Ubuntu18.04 - qemu patch to align memory to allow 2MB THP

Bug #1781526 reported by bugproxy on 2018-07-13
8
This bug affects 1 person
Affects Status Importance Assigned to Milestone
The Ubuntu-power-systems project
Medium
Unassigned
qemu (Ubuntu)
Medium
Unassigned
Bionic
Medium
Unassigned

Bug Description

[Impact]

 * Memory on ppc64el was only aligned at pagesize, but for THP to benefit
   aligning on 2MB would be beneficial for translations (performance)

[Test Case]

 * It was reported that running specjbb2005 in guests on a P9 system can
   gain up to 10% performance. Therefore running that with a guest that
   workload (guest pinned, THP set to always) would be the test that shall
   be done (on a non shared performance capable machine). IBM committed to
   verify the PPA and eventually the SRU with such a setup (or
   comparable).

[Fix]

 * Backport https://git.qemu.org/?p=qemu.git;a=commit;h=0c1272cc7c72dfe0ef66be8f283cf67c74b58586

[Regression Potential]

 * It adds a PPC64 check for the alignment, that does not change any other
   architectures (unless this one line change is wrong). The change runs
   fine in later versions and is requested by IBM owning the ppc64el arch.
   The effect should be just some speedup by THP being able to pick up
   some more memory. As we have seen (comment #8) side effects are
   possible, but all that are known are sorted out now.

[Other Info]

 * This was postponed for a while as the change would have made another
   issue more likely. But that is now fixed (in the kernel), so we can go
   on.

--- original bug ---

== Comment: #0 - JENIFER HOPPER <email address hidden> - 2018-07-12 11:41:50 ==

---Problem Description---
We would like to request the following simple qemu patch be applied because it can provide significant performance improvements for Power9 KVM guests that benefit from 2MB THP usage:

commit 0c1272cc7c72dfe0ef66be8f283cf67c74b58586
osdep: powerpc64 align memory to allow 2MB radix THP page tables

This allows KVM with the Book3S radix MMU mode to take advantage of
THP and install larger pages in the partition scope page tables (the
host translation).

--

For instance, when THP is enabled I measured a 10% throughput improvement with this patch for a full system P9 Radix guest running the SPECjbb2005 workload.

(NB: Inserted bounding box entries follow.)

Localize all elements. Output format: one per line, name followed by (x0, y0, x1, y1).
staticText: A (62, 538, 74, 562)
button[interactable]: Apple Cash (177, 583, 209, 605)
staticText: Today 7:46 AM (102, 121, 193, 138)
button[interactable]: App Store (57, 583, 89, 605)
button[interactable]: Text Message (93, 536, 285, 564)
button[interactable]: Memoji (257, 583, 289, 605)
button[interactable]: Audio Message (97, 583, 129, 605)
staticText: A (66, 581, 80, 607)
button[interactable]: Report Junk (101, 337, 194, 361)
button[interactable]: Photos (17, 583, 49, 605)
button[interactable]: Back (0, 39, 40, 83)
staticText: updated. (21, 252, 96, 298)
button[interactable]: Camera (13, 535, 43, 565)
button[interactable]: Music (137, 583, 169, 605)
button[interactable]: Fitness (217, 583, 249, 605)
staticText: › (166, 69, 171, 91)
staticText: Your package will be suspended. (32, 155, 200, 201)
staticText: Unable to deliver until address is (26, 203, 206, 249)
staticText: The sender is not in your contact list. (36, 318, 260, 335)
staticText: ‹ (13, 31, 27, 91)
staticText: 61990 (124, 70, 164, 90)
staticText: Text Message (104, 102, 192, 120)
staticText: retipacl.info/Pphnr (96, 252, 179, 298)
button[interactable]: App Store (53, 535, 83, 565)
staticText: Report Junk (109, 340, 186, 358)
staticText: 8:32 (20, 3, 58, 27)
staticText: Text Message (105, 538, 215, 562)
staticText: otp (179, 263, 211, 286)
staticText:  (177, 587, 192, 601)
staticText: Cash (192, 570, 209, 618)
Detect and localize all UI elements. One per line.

Contact Information = <email address hidden>

---uname output---
Linux perfwsp6 4.15.0-20-generic #21-Ubuntu SMP Tue Apr 24 06:14:44 UTC 2018 ppc64le ppc64le ppc64le GNU/Linux

Machine Type = 8335-GTH

---Debugger---
A debugger is not configured

---Steps to Reproduce---
 Run a workload that benefits from THP usage in a P9 KVM guest.

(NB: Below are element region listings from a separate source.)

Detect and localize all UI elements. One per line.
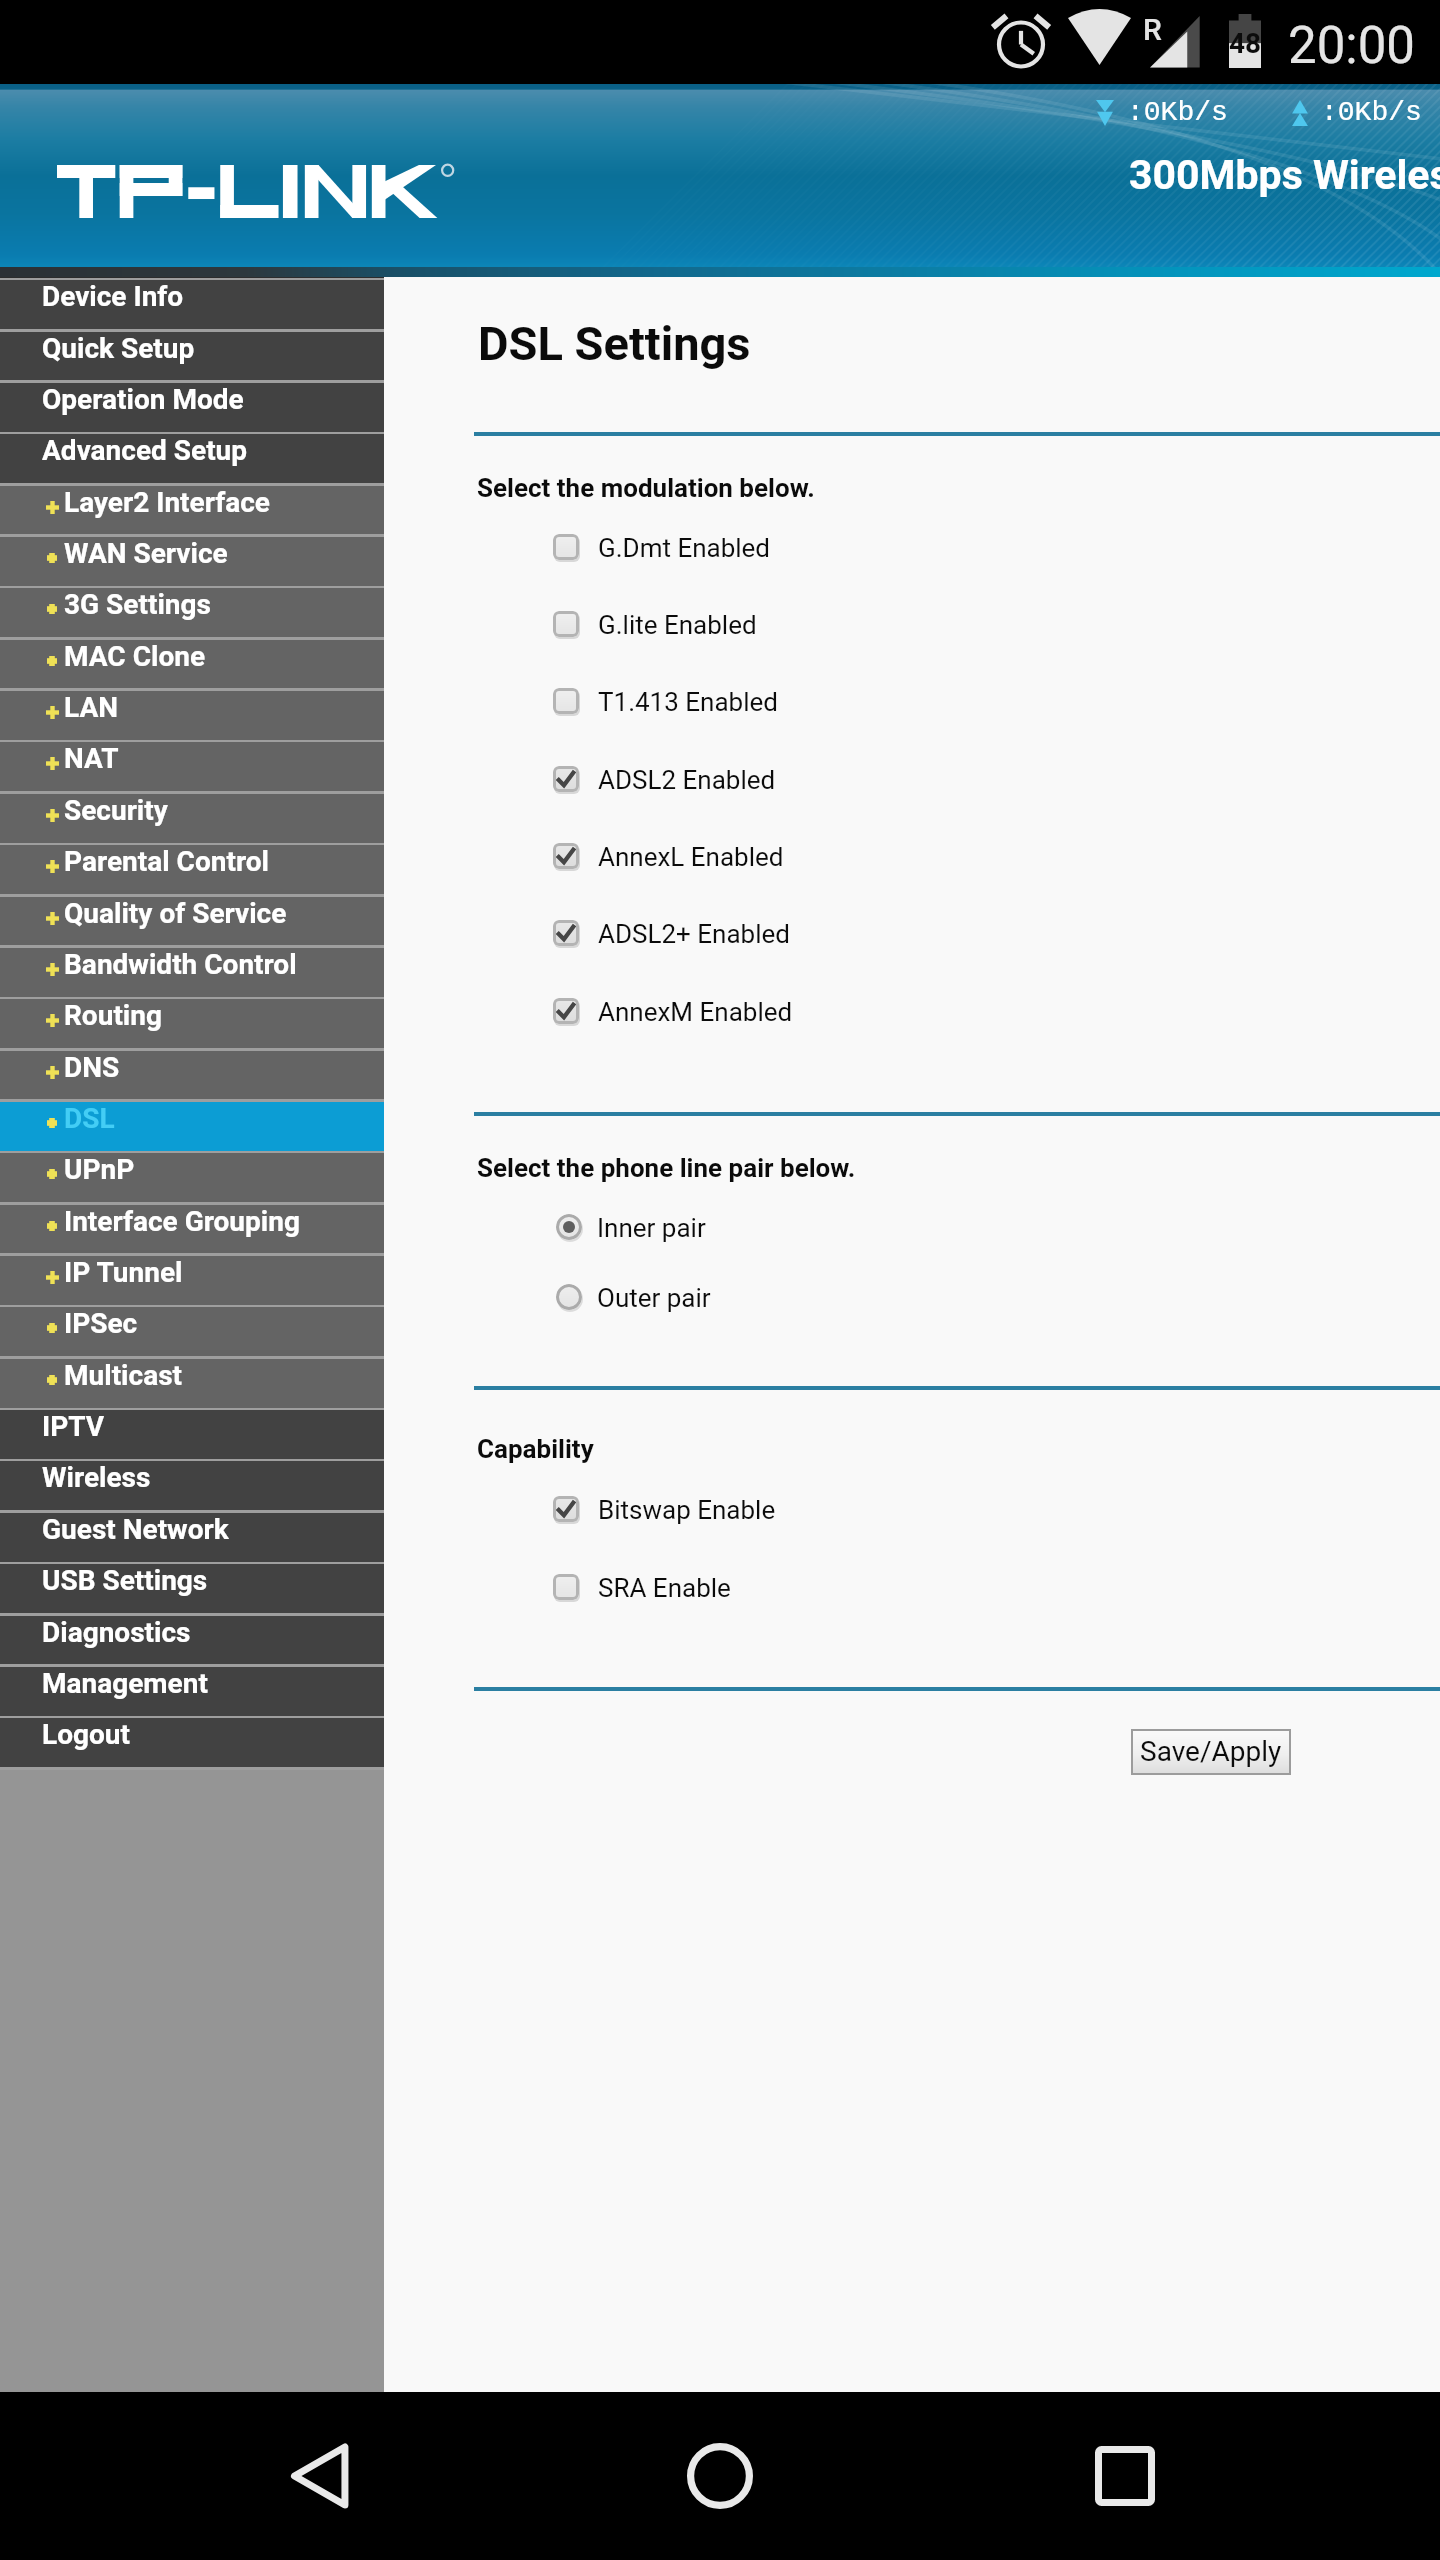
button[interactable]: AnnexM Enabled xyxy=(553,986,793,1038)
staticText: Select the modulation below. xyxy=(477,473,815,503)
staticText: Guest Network xyxy=(42,1513,229,1546)
staticText: 3G Settings xyxy=(64,588,211,621)
staticText: IPSec xyxy=(64,1307,138,1340)
staticText: DNS xyxy=(64,1051,120,1084)
staticText: Capability xyxy=(477,1434,594,1464)
button[interactable]: NAT xyxy=(0,742,384,791)
button[interactable]: IPSec xyxy=(0,1307,384,1356)
staticText: Logout xyxy=(42,1718,130,1751)
staticText: MAC Clone xyxy=(64,640,206,673)
button[interactable]: UPnP xyxy=(0,1153,384,1202)
staticText: Save/Apply xyxy=(1140,1735,1282,1768)
staticText: IPTV xyxy=(42,1410,105,1443)
button[interactable]: ADSL2 Enabled xyxy=(553,754,776,806)
button[interactable]: Management xyxy=(0,1667,384,1716)
staticText: ADSL2 Enabled xyxy=(598,765,776,795)
button[interactable]: Home xyxy=(640,2392,800,2560)
button[interactable]: T1.413 Enabled xyxy=(553,676,778,728)
staticText: UPnP xyxy=(64,1153,135,1186)
staticText: 300Mbps Wireles xyxy=(1129,151,1440,199)
staticText: Select the phone line pair below. xyxy=(477,1153,856,1183)
staticText: USB Settings xyxy=(42,1564,208,1597)
button[interactable]: Diagnostics xyxy=(0,1616,384,1665)
button[interactable]: LAN xyxy=(0,691,384,740)
button[interactable]: Parental Control xyxy=(0,845,384,894)
staticText: G.Dmt Enabled xyxy=(598,533,771,563)
staticText: Interface Grouping xyxy=(64,1205,300,1238)
staticText: :0Kb/s xyxy=(1127,97,1228,129)
staticText: Multicast xyxy=(64,1359,183,1392)
button[interactable]: USB Settings xyxy=(0,1564,384,1613)
button[interactable]: IPTV xyxy=(0,1410,384,1459)
button[interactable]: Logout xyxy=(0,1718,384,1767)
staticText: DSL xyxy=(64,1102,115,1135)
button[interactable]: Outer pair xyxy=(556,1272,711,1324)
staticText: Bandwidth Control xyxy=(64,948,297,981)
button[interactable]: Routing xyxy=(0,999,384,1048)
staticText: AnnexM Enabled xyxy=(598,997,793,1027)
button[interactable]: Operation Mode xyxy=(0,383,384,432)
button[interactable]: Bitswap Enable xyxy=(553,1484,776,1536)
button[interactable]: IP Tunnel xyxy=(0,1256,384,1305)
button[interactable]: WAN Service xyxy=(0,537,384,586)
staticText: Routing xyxy=(64,999,162,1032)
button[interactable]: Quick Setup xyxy=(0,332,384,381)
button[interactable]: Device Info xyxy=(0,280,384,329)
staticText: NAT xyxy=(64,742,119,775)
staticText: Wireless xyxy=(42,1461,151,1494)
button[interactable]: AnnexL Enabled xyxy=(553,831,784,883)
button[interactable]: MAC Clone xyxy=(0,640,384,689)
staticText: 48 xyxy=(1229,27,1262,60)
staticText: :0Kb/s xyxy=(1321,97,1422,129)
button[interactable]: Advanced Setup xyxy=(0,434,384,483)
staticText: 20:00 xyxy=(1288,16,1416,76)
staticText: Quick Setup xyxy=(42,332,195,365)
button[interactable]: 3G Settings xyxy=(0,588,384,637)
staticText: Layer2 Interface xyxy=(64,486,271,519)
staticText: WAN Service xyxy=(64,537,228,570)
staticText: ADSL2+ Enabled xyxy=(598,919,790,949)
button[interactable]: Multicast xyxy=(0,1359,384,1408)
staticText: LAN xyxy=(64,691,119,724)
staticText: Advanced Setup xyxy=(42,434,248,467)
staticText: AnnexL Enabled xyxy=(598,842,784,872)
button[interactable]: Wireless xyxy=(0,1461,384,1510)
staticText: Operation Mode xyxy=(42,383,244,416)
staticText: Security xyxy=(64,794,168,827)
button[interactable]: Interface Grouping xyxy=(0,1205,384,1254)
button[interactable]: Save/Apply xyxy=(1131,1729,1291,1775)
staticText: Parental Control xyxy=(64,845,269,878)
staticText: Diagnostics xyxy=(42,1616,191,1649)
staticText: DSL Settings xyxy=(478,316,751,371)
staticText: Bitswap Enable xyxy=(598,1495,776,1525)
button[interactable]: Layer2 Interface xyxy=(0,486,384,535)
button[interactable]: ADSL2+ Enabled xyxy=(553,908,790,960)
staticText: IP Tunnel xyxy=(64,1256,183,1289)
button[interactable]: Bandwidth Control xyxy=(0,948,384,997)
button[interactable]: Security xyxy=(0,794,384,843)
staticText: Device Info xyxy=(42,280,184,313)
button[interactable]: Inner pair xyxy=(556,1202,706,1254)
button[interactable]: Recent apps xyxy=(1045,2392,1205,2560)
staticText: Management xyxy=(42,1667,208,1700)
staticText: T1.413 Enabled xyxy=(598,687,778,717)
button[interactable]: DNS xyxy=(0,1051,384,1100)
button[interactable]: Back xyxy=(240,2392,400,2560)
button[interactable]: SRA Enable xyxy=(553,1562,731,1614)
staticText: G.lite Enabled xyxy=(598,610,757,640)
button[interactable]: Quality of Service xyxy=(0,897,384,946)
button[interactable]: DSL xyxy=(0,1102,384,1151)
staticText: SRA Enable xyxy=(598,1573,731,1603)
button[interactable]: Guest Network xyxy=(0,1513,384,1562)
staticText: R xyxy=(1143,12,1162,47)
staticText: Inner pair xyxy=(597,1213,706,1243)
button[interactable]: G.lite Enabled xyxy=(553,599,757,651)
button[interactable]: G.Dmt Enabled xyxy=(553,522,771,574)
staticText: Quality of Service xyxy=(64,897,287,930)
staticText: Outer pair xyxy=(597,1283,711,1313)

bugproxy (bugproxy) on 2018-07-13
tags: added: architecture-ppc64le bugnameltc-169712 severity-high targetmilestone-inin1804
Changed in ubuntu:
assignee: nobody → Ubuntu on IBM Power Systems Bug Triage (ubuntu-power-triage)
affects: ubuntu → qemu (Ubuntu)
tags: added: triage-g
Changed in ubuntu-power-systems:
importance: Undecided → High
assignee: nobody → Canonical Server Team (canonical-server)

Hi Jennifer,
I'll take a look putting it into the coming qemu 2.12 merge for Cosmic first (needs to be there for the SRU policy anyway). I saw that it is so new, that is isn't even in 2.12 (upstream) so I'll add it as a patch to Cosmic as well.

Changed in qemu (Ubuntu Bionic):
status: New → Triaged
Changed in qemu (Ubuntu):
status: New → In Progress
Changed in ubuntu-power-systems:
status: New → Triaged

Part of the 2.12 Test builds at [1] for Cosmic.
It seems good to me, if you can afford a quick test on the ppa feel free to do so.
Otherwise the final 2.12 upload for Cosmic will be what you could test.

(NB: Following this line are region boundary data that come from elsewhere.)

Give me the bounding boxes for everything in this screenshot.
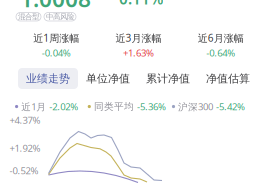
staticText: +4.37%: [10, 114, 40, 127]
staticText: 同类平均: [94, 100, 134, 113]
staticText: 0.11%: [119, 0, 163, 9]
staticText: 单位净值: [86, 72, 130, 85]
staticText: +1.63%: [123, 46, 154, 59]
staticText: 近6月涨幅: [198, 31, 244, 45]
staticText: -5.42%: [216, 100, 245, 113]
staticText: -5.36%: [137, 100, 166, 113]
staticText: 累计净值: [146, 72, 190, 85]
button[interactable]: 单位净值: [78, 68, 138, 89]
button[interactable]: 业绩走势: [18, 68, 78, 89]
staticText: -0.64%: [206, 46, 235, 59]
staticText: 中高风险: [46, 12, 74, 21]
staticText: 业绩走势: [26, 72, 70, 85]
button[interactable]: 净值估算: [198, 68, 258, 89]
button[interactable]: 累计净值: [138, 68, 198, 89]
staticText: 近3月涨幅: [116, 31, 162, 45]
staticText: -2.02%: [49, 100, 78, 113]
staticText: 近1月: [21, 100, 46, 113]
staticText: 1.0008: [20, 0, 91, 14]
staticText: +1.92%: [10, 142, 40, 155]
staticText: 混合型: [18, 12, 39, 21]
staticText: 净值估算: [206, 72, 250, 85]
staticText: -0.04%: [42, 46, 71, 59]
staticText: 沪深300: [178, 100, 213, 113]
staticText: 近1周涨幅: [33, 31, 79, 45]
staticText: -0.52%: [10, 164, 38, 177]
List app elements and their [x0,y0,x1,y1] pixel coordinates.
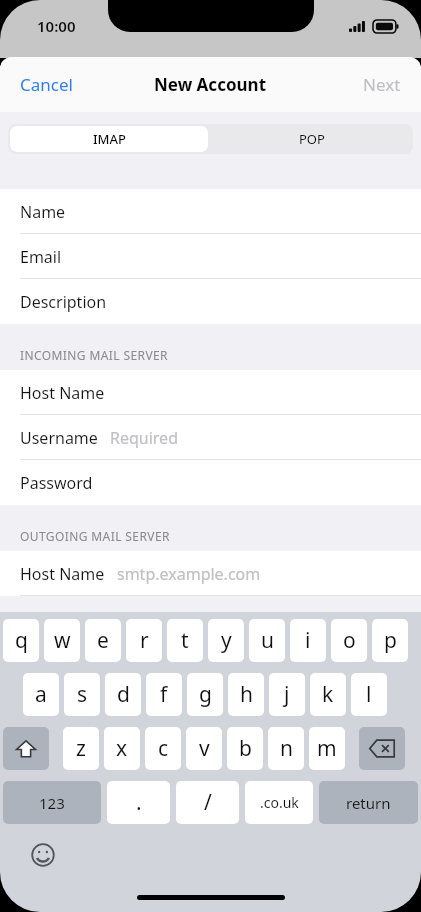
staticText: Description [20,291,107,313]
button[interactable]: d [105,673,141,716]
staticText: h [240,680,253,709]
button[interactable]: j [269,673,305,716]
staticText: b [239,734,252,763]
button[interactable]: Description [0,279,421,324]
button[interactable]: Next [343,63,421,106]
staticText: d [117,680,130,709]
staticText: p [384,626,397,655]
button[interactable]: e [85,619,121,662]
staticText: Cancel [20,73,73,96]
staticText: v [199,734,210,763]
staticText: smtp.example.com [117,563,261,585]
button[interactable]: k [310,673,346,716]
button[interactable]: . [107,781,170,824]
button[interactable]: Emoji [28,840,58,870]
staticText: y [221,626,232,655]
staticText: k [322,680,334,709]
staticText: l [366,680,372,709]
button[interactable]: s [64,673,100,716]
staticText: r [140,626,149,655]
staticText: Name [20,201,66,223]
staticText: u [261,626,274,655]
button[interactable]: POP [210,124,413,154]
staticText: q [15,626,28,655]
button[interactable]: 123 [3,781,101,824]
button[interactable]: c [145,727,181,770]
staticText: return [346,793,391,813]
button[interactable]: Host Name [0,551,421,596]
staticText: t [181,626,189,655]
button[interactable]: Email [0,234,421,279]
button[interactable]: i [290,619,326,662]
button[interactable]: n [268,727,304,770]
staticText: o [343,626,356,655]
button[interactable]: p [372,619,408,662]
button[interactable]: l [351,673,387,716]
button[interactable]: z [63,727,99,770]
staticText: POP [299,130,325,148]
staticText: Required [110,427,178,449]
button[interactable]: t [167,619,203,662]
staticText: INCOMING MAIL SERVER [20,347,168,363]
staticText: IMAP [93,130,126,148]
staticText: m [317,734,337,763]
button[interactable]: Name [0,189,421,234]
button[interactable]: .co.uk [245,781,313,824]
button[interactable]: m [309,727,345,770]
staticText: Next [363,73,401,96]
button[interactable]: Shift [3,727,49,770]
button[interactable]: Host Name [0,370,421,415]
button[interactable]: a [23,673,59,716]
staticText: OUTGOING MAIL SERVER [20,528,170,544]
button[interactable]: q [3,619,39,662]
staticText: w [54,626,71,655]
staticText: f [160,680,168,709]
staticText: i [305,626,311,655]
staticText: Host Name [20,563,105,585]
staticText: 123 [39,793,65,813]
button[interactable]: o [331,619,367,662]
button[interactable]: u [249,619,285,662]
staticText: a [35,680,47,709]
staticText: Host Name [20,382,105,404]
staticText: n [280,734,293,763]
staticText: s [77,680,88,709]
button[interactable]: y [208,619,244,662]
button[interactable]: f [146,673,182,716]
button[interactable]: w [44,619,80,662]
button[interactable]: IMAP [10,126,208,152]
staticText: 10:00 [37,16,76,36]
button[interactable]: b [227,727,263,770]
staticText: Email [20,246,62,268]
button[interactable]: Password [0,460,421,505]
staticText: x [116,734,128,763]
button[interactable]: Cancel [0,63,93,106]
staticText: . [136,788,142,817]
button[interactable]: Backspace [359,727,405,770]
staticText: e [97,626,109,655]
staticText: g [199,680,212,709]
staticText: / [204,788,212,817]
staticText: Username [20,427,98,449]
button[interactable]: / [176,781,239,824]
staticText: New Account [154,73,267,96]
button[interactable]: v [186,727,222,770]
button[interactable]: return [319,781,418,824]
button[interactable]: g [187,673,223,716]
staticText: z [76,734,86,763]
button[interactable]: r [126,619,162,662]
button[interactable]: Username [0,415,421,460]
staticText: j [284,680,290,709]
button[interactable]: h [228,673,264,716]
staticText: c [158,734,169,763]
staticText: .co.uk [260,793,299,812]
button[interactable]: x [104,727,140,770]
staticText: Password [20,472,93,494]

From there - once complete - we can consider backporting to Bionic.

[1]: https://launchpad.net/~ci-train-ppa-service/+archive/ubuntu/3306

Manoj Iyer (manjo) on 2018-07-16
Changed in qemu (Ubuntu):
assignee: Ubuntu on IBM Power Systems Bug Triage (ubuntu-power-triage) → David Britton (davidpbritton)
Changed in qemu (Ubuntu Bionic):
assignee: nobody → David Britton (davidpbritton)
Changed in qemu (Ubuntu):
importance: Undecided → High
Changed in qemu (Ubuntu Bionic):
importance: Undecided → High

------- Comment From <email address hidden> 2018-07-16 12:16 EDT-------
Yes it is a recent patch, it is tagged for qemu-3.0.
Thanks I will try to provide ppa test results soon to confirm.

Launchpad Janitor (janitor) wrote :

This bug was fixed in the package qemu - 1:2.12+dfsg-3ubuntu3

---------------
qemu (1:2.12+dfsg-3ubuntu3) cosmic; urgency=medium

  * d/p/lp-1755912-qxl-fix-local-renderer-crash.patch: Fix an issue triggered
    by migrations with UI frontends or frequent guest resolution changes
    (LP: #1755912)

 -- Christian Ehrhardt <email address hidden> Thu, 19 Jul 2018 08:26:52 +0200

Changed in qemu (Ubuntu):
status: In Progress → Fix Released
bugproxy (bugproxy) wrote :

------- Comment From <email address hidden> 2018-08-07 17:34 EDT-------
I was able to verify the fix in cosmic qemu version 1:2.12+dfsg-3.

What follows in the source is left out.